Step #1 – Find out what your community policy is on spraying chemicals in your public playing areas. Here are some things you can do:
- Call your local Public Works or Parks and Recreation Department and ask!
- Search your local .gov website for the words “pesticides” or “herbicides” to find recent articles, meeting notes, or other documents that could help you uncover the policies and usage.
- Every town and community is a little bit different. Use what you know about your town to get to the right person with the right information.
Tip: You can also call your Homeowners Association, School District, Apartment Management Company, and Corporate Office to find out about pesticide use in these common areas.
Step #2 – Look for groups or organizations in your community already working to create change. Check out these recommendations:
- The Non-Toxic Neighborhoods website is filled with cities already making progress. Check to see if your town, city, or state is listed. The links on their site will bring you to your local community page if one exists.
- Beyond Pesticides has a listing of state, national, and international organizations that are working to make change. Take a look here to see if there’s a way you can get involved and support their efforts.
- Search Facebook for groups that have already formed and organized. Search terms should include your city name and words like “organic parks,” “pesticide free parks,” or “clean playing fields.” If you find a group, reach out and ask them if you can join.
- This map lists towns with organic policies and/or making progress towards organic guidelines. Take a look to see if your town is listed and get a quick update on the strides being made.

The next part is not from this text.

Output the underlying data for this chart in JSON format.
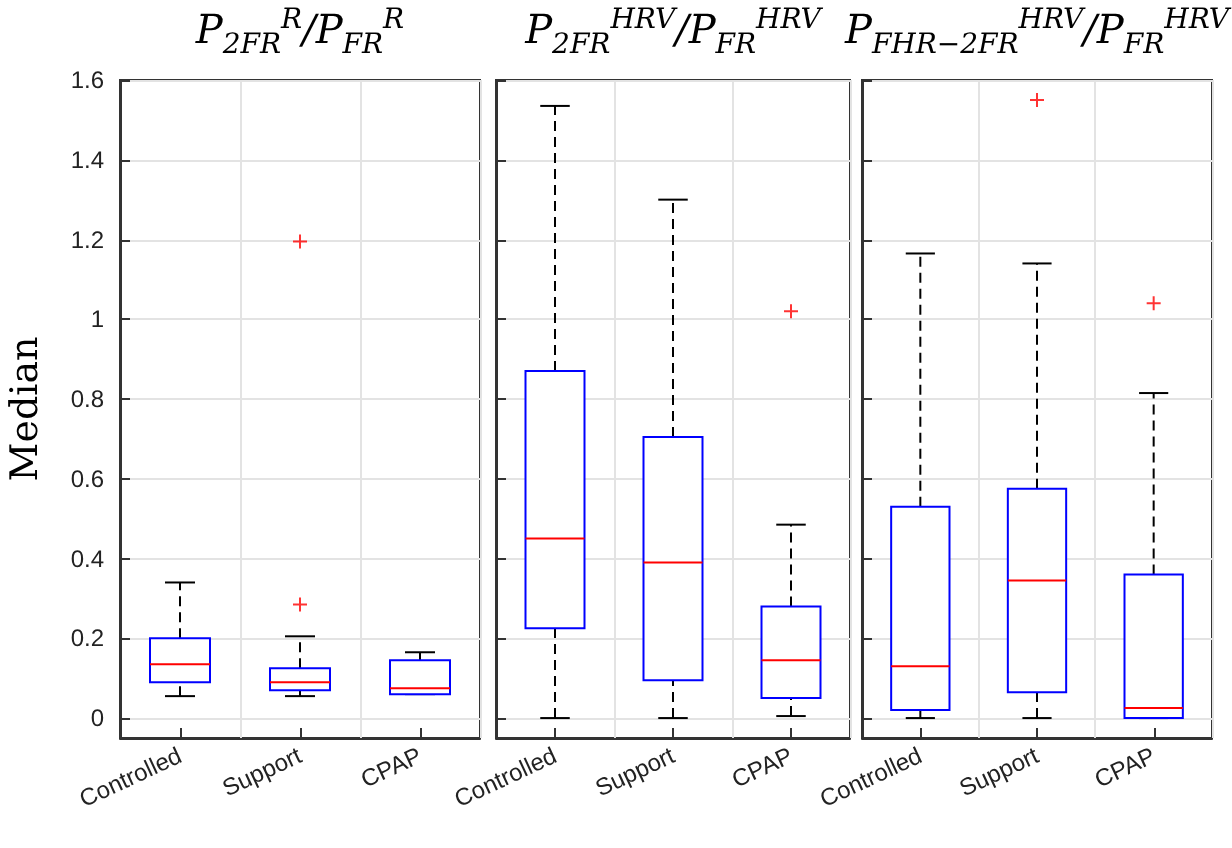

Step #3 – Form a Group of concerned community members. Talk to your neighbors, friends, and family, and form a committee to meet regularly and take on the challenge to create change. Here are some ways to get started:
- Identify the key decision makers in your community. Find the group of people who make the decisions to use chemicals and who oversees the maintenance of the parks and fields.
- Collect studies, data, and personal stories that bring the issue to life for your town.
- Engage local experts who will support you such as organic lawn care experts, sustainability leaders, and passionate parks and recreation employees. Even community members from other towns who have successfully created change.
- Identify what specific actions are needed to change the policies in your community. This could range from starting a petition, attending town meetings to bring attention to the issue, making a request for change, or sending a demand letter.
- Create a Facebook group to get other local community members involved. This is also a good way to communicate your needs and progress.
Step #4 – Learn from communities who have already experienced success. The following tool kits are jam-packed with information about how to get started, useful data, and examples of making it happen:
- Non-Toxic Neighborhoods Toolkit
- Beyond Pesticides “Tools for Change”
- Midwest Municipal Pesticide Reduction Toolkit
- Local advocacy tools developed by the Union of Concerned Scientists
Examples of communities with successful policies are South Portland, Maine, with Grow Healthy South Portland and Takoma Park, Maryland, with the Maryland Safe Grow Act.